Hirschsprung disease polydactyly heart disease
Overview
A rare disorder characterized by Hirschsprung disease, extra little finger, extra big toe and a heart defect
Symptoms
* Ventricular septal defect * Extra little finger * Extra big toe * Hirschsprung disease * Constipation * Distended abdomen
Causes
In neonates with VSD, the ventricular septum fails to close completely by the eighth week of gestation, as it would normally. VSD occurs in some neonates with fetal alcohol syndrome, but a causal relationship hasn’t been established. Although most children with congenital heart defects are otherwise normal, in some, VSD coexists with additional birth defects, especially Down syndrome and other autosomal trisomies, renal anomalies, and such cardiac defects as patent ductus arteriosus and coarctation of the aorta. VSDs are located in the membranous or muscular portion of the ventricular septum and vary in size. Some defects close spontaneously; in other defects, the entire septum is absent, creating a single ventricle. VSD isn’t readily apparent at birth, because right and left ventricular pressures are approximately equal, so blood doesn’t shunt through the defect. As the pulmonary vasculature gradually relaxes, 4 to 8 weeks after birth, right ventricular pressure decreases, allowing blood to shunt from the left to the right ventricle. Less than 1% of neonates are born with VSD. In 80% to 90% of neonates who are born with this disorder, the hole is small and will usually close spontaneously. In the remaining 10% to 20% of neonates, surgery is needed to close the hole.
Treatment
In mild cases, no treatment is needed, although the infant should be closely followed to make sure that the hole closes properly as he grows. Large defects usually require early surgical correction before heart failure and irreversible pulmonary vascular disease develop. For small defects, surgery consists of simple suture closure. Moderate to large defects require insertion of a patch graft, using cardiopulmonary bypass. In patients with heart failure, digoxin and diuretics may be prescribed to control symptoms.
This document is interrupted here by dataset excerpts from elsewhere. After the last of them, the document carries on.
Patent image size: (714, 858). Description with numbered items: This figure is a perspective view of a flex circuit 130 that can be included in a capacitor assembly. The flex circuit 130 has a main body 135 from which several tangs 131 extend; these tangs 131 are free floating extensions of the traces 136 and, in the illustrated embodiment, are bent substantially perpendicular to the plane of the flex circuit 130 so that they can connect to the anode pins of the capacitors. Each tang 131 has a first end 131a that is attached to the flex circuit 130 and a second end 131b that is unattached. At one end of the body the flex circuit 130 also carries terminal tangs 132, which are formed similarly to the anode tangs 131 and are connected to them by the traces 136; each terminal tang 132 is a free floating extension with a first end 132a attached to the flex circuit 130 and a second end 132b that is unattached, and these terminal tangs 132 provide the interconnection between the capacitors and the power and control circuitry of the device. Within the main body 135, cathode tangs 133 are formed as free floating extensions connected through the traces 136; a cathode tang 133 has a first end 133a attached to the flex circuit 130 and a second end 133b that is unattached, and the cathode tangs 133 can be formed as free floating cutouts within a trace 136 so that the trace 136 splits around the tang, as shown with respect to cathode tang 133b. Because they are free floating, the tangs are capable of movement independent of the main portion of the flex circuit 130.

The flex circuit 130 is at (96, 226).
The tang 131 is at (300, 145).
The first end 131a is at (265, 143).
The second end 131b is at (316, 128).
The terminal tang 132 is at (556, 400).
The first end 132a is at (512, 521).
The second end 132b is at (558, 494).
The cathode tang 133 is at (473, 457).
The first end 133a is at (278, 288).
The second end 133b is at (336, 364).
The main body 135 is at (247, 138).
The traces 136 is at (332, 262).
In patients who develop increased pulmonary resistance and irreversible pulmonary vascular changes that produce a reversible right-to-left shunt (Eisenmenger’s syndrome), a heart-lung transplant may be required. If the child has other defects and will benefit from delaying surgery, pulmonary artery banding normalizes pressures and flow distal to the band and prevents pulmonary vascular disease, allowing postponement of surgery. (Pulmonary artery banding is done only when the child has other complications.) A rare complication of VSD repair is complete heart block from interference with the bundle of His during surgery. (Heart block may require temporary or permanent pacemaker implantation.) Before surgery, treatment consists of: - digoxin, sodium restriction, and diuretics to prevent heart failure - careful monitoring by physical examination, X-ray, and ECG to detect increased pulmonary hypertension, which indicates a need for early surgery - measures to prevent infection (prophylactic antibiotics, for example, to prevent infective endocarditis). Generally, postoperative treatment includes a brief period of mechanical ventilation. The patient will need analgesics and may also require diuretics to increase urine output, continuous infusions of nitroprusside or adrenergic agents to regulate blood pressure and cardiac output and, in rare cases, a temporary pacemaker.